My Wild Horses

I am looking for wild horses. They should be right there, just across the way.
The water is calm and steely gray with dashes of deep blue as the sun rises over the town of Beaufort, North Carolina. I am told that a pack of wild horses comes down to the water early in the morning, do their wild horse thing somewhere inland during the day, then return to the sandy edge of the bay for a sundowner slurp.
My eyes strain to catch a flash of a tail, a long muzzle parting the shrubs.

I am looking for wild horses. All day. Other people have seen them, I am told they exist.
The water is full of sailboats and kayakers and kids and dogs in bright yellow lifejackets and instead of appreciating the scene before me, I am wishing for wild horses to somehow make it better. To inspire me. To be the magic I feel I am lacking.

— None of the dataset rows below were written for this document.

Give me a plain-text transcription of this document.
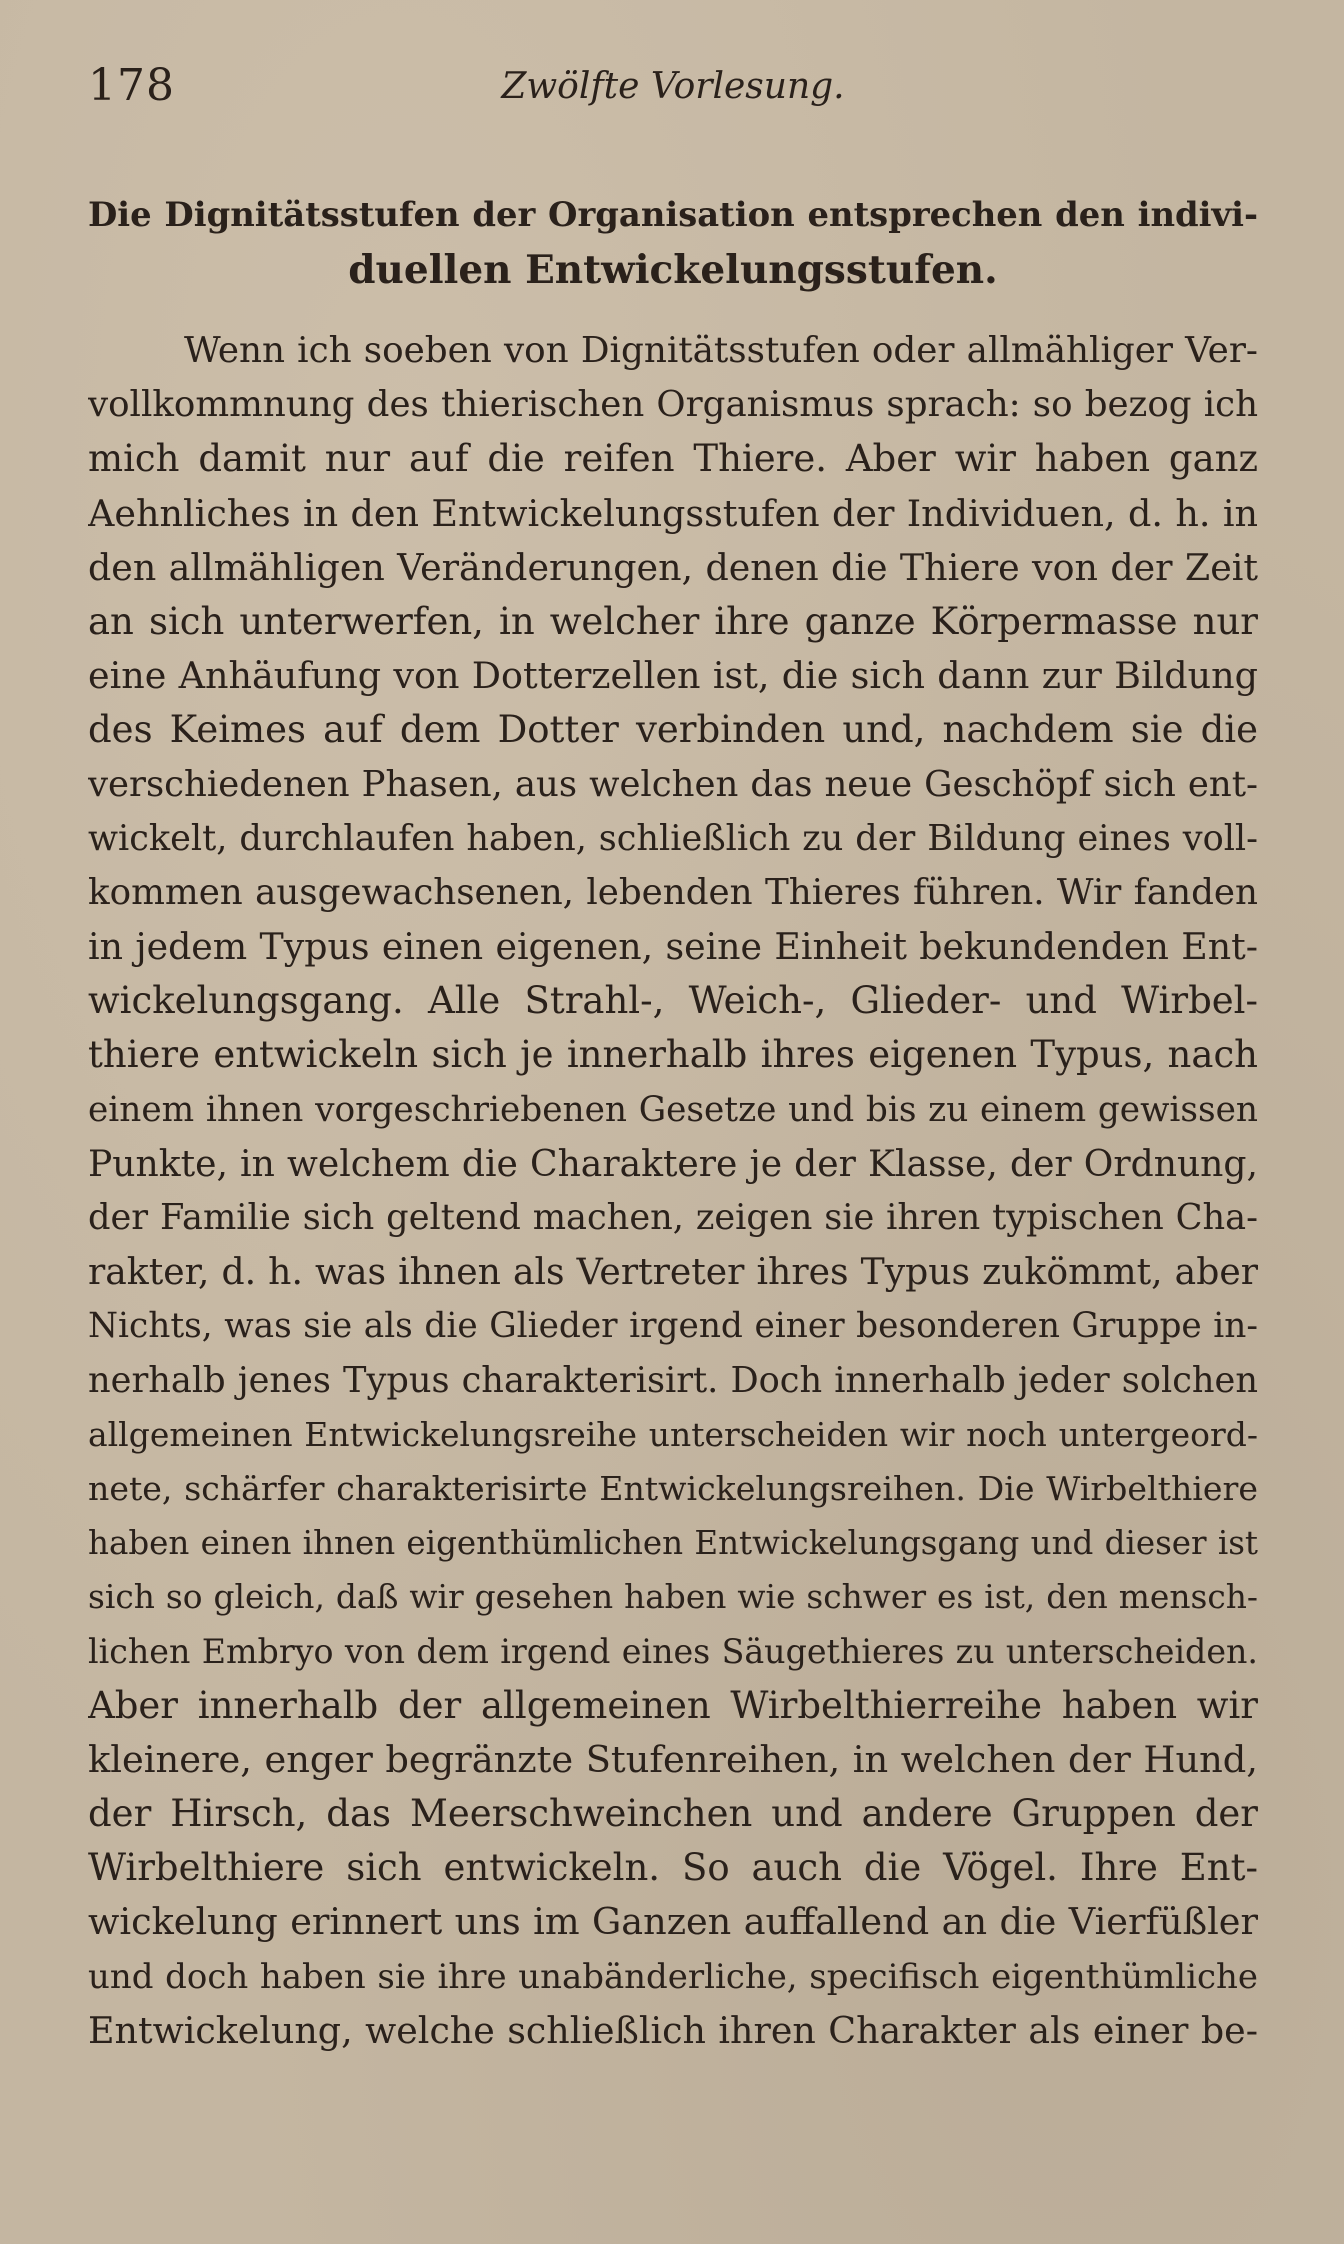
178	Zwölfte Vorlesung.
Die Dignitätsstufen der Organisation entsprechen den indivi-
duellen Entwickelungsstufen.
Wenn ich soeben von Dignitätsstufen oder allmähliger Ver-
vollkommnung des thierischen Organismus sprach: so bezog ich
mich damit nur auf die reifen Thiere. Aber wir haben ganz
Aehnliches in den Entwickelungsstufen der Individuen, d. h. in
den allmähligen Veränderungen, denen die Thiere von der Zeit
an sich unterwerfen, in welcher ihre ganze Körpermasse nur
eine Anhäufung von Dotterzellen ist, die sich dann zur Bildung
des Keimes auf dem Dotter verbinden und, nachdem sie die
verschiedenen Phasen, aus welchen das neue Geschöpf sich ent-
wickelt, durchlaufen haben, schließlich zu der Bildung eines voll-
kommen ausgewachsenen, lebenden Thieres führen. Wir fanden
in jedem Typus einen eigenen, seine Einheit bekundenden Ent-
wickelungsgang. Alle Strahl-, Weich-, Glieder- und Wirbel-
thiere entwickeln sich je innerhalb ihres eigenen Typus, nach
einem ihnen vorgeschriebenen Gesetze und bis zu einem gewissen
Punkte, in welchem die Charaktere je der Klasse, der Ordnung,
der Familie sich geltend machen, zeigen sie ihren typischen Cha-
rakter, d. h. was ihnen als Vertreter ihres Typus zukömmt, aber
Nichts, was sie als die Glieder irgend einer besonderen Gruppe in-
nerhalb jenes Typus charakterisirt. Doch innerhalb jeder solchen
allgemeinen Entwickelungsreihe unterscheiden wir noch untergeord-
nete, schärfer charakterisirte Entwickelungsreihen. Die Wirbelthiere
haben einen ihnen eigenthümlichen Entwickelungsgang und dieser ist
sich so gleich, daß wir gesehen haben wie schwer es ist, den mensch-
lichen Embryo von dem irgend eines Säugethieres zu unterscheiden.
Aber innerhalb der allgemeinen Wirbelthierreihe haben wir
kleinere, enger begränzte Stufenreihen, in welchen der Hund,
der Hirsch, das Meerschweinchen und andere Gruppen der
Wirbelthiere sich entwickeln. So auch die Vögel. Ihre Ent-
wickelung erinnert uns im Ganzen auffallend an die Vierfüßler
und doch haben sie ihre unabänderliche, specifisch eigenthümliche
Entwickelung, welche schließlich ihren Charakter als einer be-
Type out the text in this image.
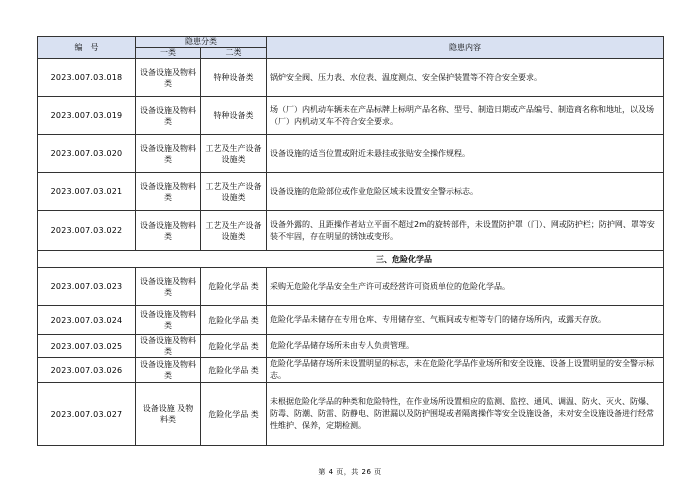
编　号	隐患分类		隐患内容
	一类	二类	
2023.007.03.018	设备设施及物料类	特种设备类	锅炉安全阀、压力表、水位表、温度测点、安全保护装置等不符合安全要求。
2023.007.03.019	设备设施及物料类	特种设备类	场（厂）内机动车辆未在产品标牌上标明产品名称、型号、制造日期或产品编号、制造商名称和地址，以及场（厂）内机动叉车不符合安全要求。
2023.007.03.020	设备设施及物料类	工艺及生产设备设施类	设备设施的适当位置或附近未悬挂或张贴安全操作规程。
2023.007.03.021	设备设施及物料类	工艺及生产设备设施类	设备设施的危险部位或作业危险区域未设置安全警示标志。
2023.007.03.022	设备设施及物料类	工艺及生产设备设施类	设备外露的、且距操作者站立平面不超过2m的旋转部件，未设置防护罩（门）、网或防护栏；防护网、罩等安装不牢固，存在明显的锈蚀或变形。
三、危险化学品			
2023.007.03.023	设备设施及物料类	危险化学品 类	采购无危险化学品安全生产许可或经营许可资质单位的危险化学品。
2023.007.03.024	设备设施及物料类	危险化学品 类	危险化学品未储存在专用仓库、专用储存室、气瓶间或专柜等专门的储存场所内，或露天存放。
2023.007.03.025	设备设施及物料类	危险化学品 类	危险化学品储存场所未由专人负责管理。
2023.007.03.026	设备设施及物料类	危险化学品 类	危险化学品储存场所未设置明显的标志，未在危险化学品作业场所和安全设施、设备上设置明显的安全警示标志。
2023.007.03.027	设备设施 及物料类	危险化学品 类	未根据危险化学品的种类和危险特性，在作业场所设置相应的监测、监控、通风、调温、防火、灭火、防爆、防毒、防潮、防雷、防静电、防泄漏以及防护围堤或者隔离操作等安全设施设备，未对安全设施设备进行经常性维护、保养，定期检测。
第 4 页，共 26 页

Dusk has nearly dissipated into darkness and the wild horses haven't appeared yet.
I let my eyes blur that distant shoreline into muted greens and sandy beiges flowing into that steely gray blue liquid and I focus on what is in front of me right now: the sunset bleeding reds and oranges into the still water, a gaggle of little boys giggling about a dog on a scooter, the blushing moon ascending over the four shop-lined blocks of this town, the soft vibrato of a guitar strumming singer echoing off the sportfishing boats from the deck of a waterfront bar, tanned sailboaters sitting in lawn chairs on the fingerpiers sipping cheap beer and smiling.

I forget about the wild horses for the time being and stop looking out the window, holding my breath and squinting. I am here, now, soaking in the soft southern evening knowing that in this moment there are too many other beautiful things to experience to be consumed with my search for wild horses. They will either show up or they won't, but staring out to a distant spit of land eyes unfocused and tired with strain will not make them appear any faster or even at all.

I still know (believe) they are there though and I am pretty sure that when I least expect them to whinny up a storm on that distant beach in a wild horse frenzy I'll see them and it will just be another moment, in the moment, of contented amazement.